Blog post, link to web session and source code on how to use BIML to generate Data Vault. BIML (Business Intelligence Markup Language) is a XML dialect for defining BI assets liek tables, ETL flows, etc. “. See Auto Generate Data Vault using Biml – Part 1 – Webinar Content” by Peter Avenent.
A LinkedIn discussion about “Data Vault, Data Virtualisation and agile DW” addresses the current approach to make Data Vault also more agile for Data Marts. Views in the Data Mart layer are often sufficient with faster hardware and/or in-memory column-oriented DBs.
“Archiving everything with Hadoop” by Mark Cusack on Roberto Zicari’s blog mentions three key features that Hadoop has to provide in order to be suitable as long-term storage: schema preservation, security/governance, and SQL access.

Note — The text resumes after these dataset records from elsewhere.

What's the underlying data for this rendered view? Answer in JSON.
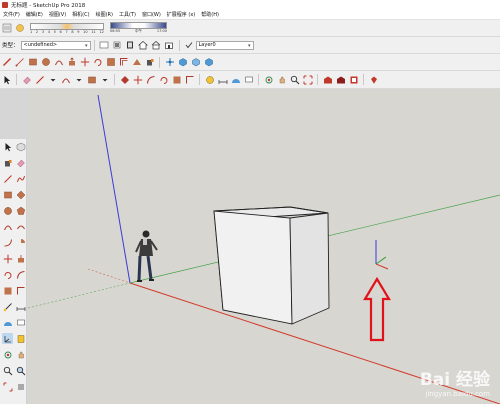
{
  "window": {
    "title": "无标题 - SketchUp Pro 2018"
  },
  "menu": [
    "文件(F)",
    "编辑(E)",
    "视图(V)",
    "相机(C)",
    "绘图(R)",
    "工具(T)",
    "窗口(W)",
    "扩展程序 (x)",
    "帮助(H)"
  ],
  "shadow": {
    "months": [
      "1",
      "2",
      "3",
      "4",
      "5",
      "6",
      "7",
      "8",
      "9",
      "10",
      "11",
      "12"
    ],
    "time_start": "06:55",
    "time_noon": "中午",
    "time_end": "17:00"
  },
  "row2": {
    "tag_label": "类型：",
    "material_value": "<undefined>",
    "layer_value": "Layer0"
  },
  "watermark": {
    "brand": "Bai 经验",
    "url": "jingyan.baidu.com"
  },
  "colors": {
    "axis_red": "#d23a2a",
    "axis_green": "#2f9a33",
    "axis_blue": "#3b3bd6",
    "arrow_red": "#e0121a",
    "bg": "#d7d6d1"
  }
}
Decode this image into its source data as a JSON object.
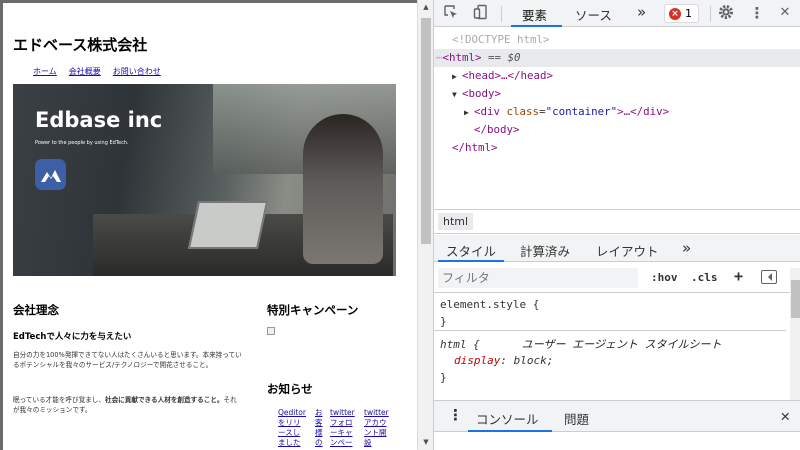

Mark Rittmann started a threepart blog series on Hadoop ETL using MapReduce, YARN, Tez, and Spark with examples and an overview how the tools work:
- Going Beyond MapReduce for Hadoop ETL Pt.1 : Why MapReduce Is Only for Batch Processing
- Going Beyond MapReduce for Hadoop ETL Pt.2 : Introducing Apache YARN and Apache Tez
- Going Beyond MapReduce for Hadoop ETL Pt.3 : Introducing Apache Spark
Gwen Shapira lists several links for more information about Kafka: “Getting started with Kafka – Resources“.
ETL tools are widely used in the classical DWH because of their supposed productivity and maintenance advantage compared to manual coding. But what is the role of ETL tools if code for data loading is generated automatically? Roelant Vos’ view on his blog article “Do we still want to automate against ETL tools?“.
Reference to the “Impala Cookbook” compiled by Cloudera’s Impala team covering schema and physical design, memory usage, query tuning basics, etc.
“Star statistician Hans Rosling takes on Ebola” by ScienceMagazine / Kai Kupferschmidt. Rosling is well-known from his inspiring talks while showing great visualisations.